There are a number of limitations that are inherent to surveillance systems, especially passive ones, including underreporting, lack of representativeness, and lack of timeliness [53]. According to national guidelines, all IMD samples captured by the national surveillance (i.e., SIVIGILA) should be sent to a laboratory for testing [54]. However, IMD incidences were lower by laboratory surveillance than by event reports, showing that there is room for improvement in Colombia, which could help to strengthen surveillance and evaluate the impact of interventions. Given this discrepancy, we requested certain data from the INS under the law of transparency to cross-check and validate the data from the publicly available reports. We also noted various inconsistencies within and between the various reports, which could be either editing errors or missing data. There were also some data that we were unable to obtain.

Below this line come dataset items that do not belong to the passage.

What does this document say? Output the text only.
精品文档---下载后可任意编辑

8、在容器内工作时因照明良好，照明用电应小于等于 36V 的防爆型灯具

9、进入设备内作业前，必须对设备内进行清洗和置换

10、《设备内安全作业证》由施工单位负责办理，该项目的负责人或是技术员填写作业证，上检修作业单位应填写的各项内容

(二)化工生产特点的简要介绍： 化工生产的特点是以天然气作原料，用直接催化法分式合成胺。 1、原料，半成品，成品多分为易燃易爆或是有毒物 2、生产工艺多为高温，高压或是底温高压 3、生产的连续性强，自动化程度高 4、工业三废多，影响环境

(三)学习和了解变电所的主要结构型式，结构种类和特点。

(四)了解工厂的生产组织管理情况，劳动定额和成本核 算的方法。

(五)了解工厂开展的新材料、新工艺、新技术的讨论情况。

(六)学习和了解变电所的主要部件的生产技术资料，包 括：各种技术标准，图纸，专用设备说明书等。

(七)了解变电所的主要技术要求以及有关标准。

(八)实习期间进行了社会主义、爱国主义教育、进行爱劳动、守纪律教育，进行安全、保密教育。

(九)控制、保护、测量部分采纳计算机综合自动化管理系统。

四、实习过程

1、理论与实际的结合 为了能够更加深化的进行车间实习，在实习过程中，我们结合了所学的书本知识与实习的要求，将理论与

For the SE status analysis, the sample might be biased towards more severe IMD patients who required healthcare and hospital admission, and mild cases might not be captured. It was also difficult to compare IMD across the whole range of SE status neighborhoods as there were no IMD cases in medium, medium–high, or high SE status neighborhoods, although it should be noted that < 10% of the population lived in such neighborhoods in Cartagena. Lastly, clinical data were extracted primarily from medical histories.


Although IMD cases in Colombia were reduced during 2020 and 2021, this was likely due to measures put in place to slow the spread of COVID-19, and recent evidence shows that IMD rates are now rising again. The highest incidence and mortality incidence were observed among infants aged < 1 year, and the highest incidences of IMD were in Risaralda and Bogotá, while most cases were in Bogotá and Antioquia. The majority of IMD cases since 2015 have been serogroup C, followed by serogroups B and Y, hence MenACWY and MenB vaccination could be beneficial in Colombia, particularly in the most affected departments. We also noted that people living in low SE status neighborhoods were disproportionately affected by IMD, which could provide another opportunity to target vaccination in order to reduce the impact of IMD, improve public health, and reduce inequality.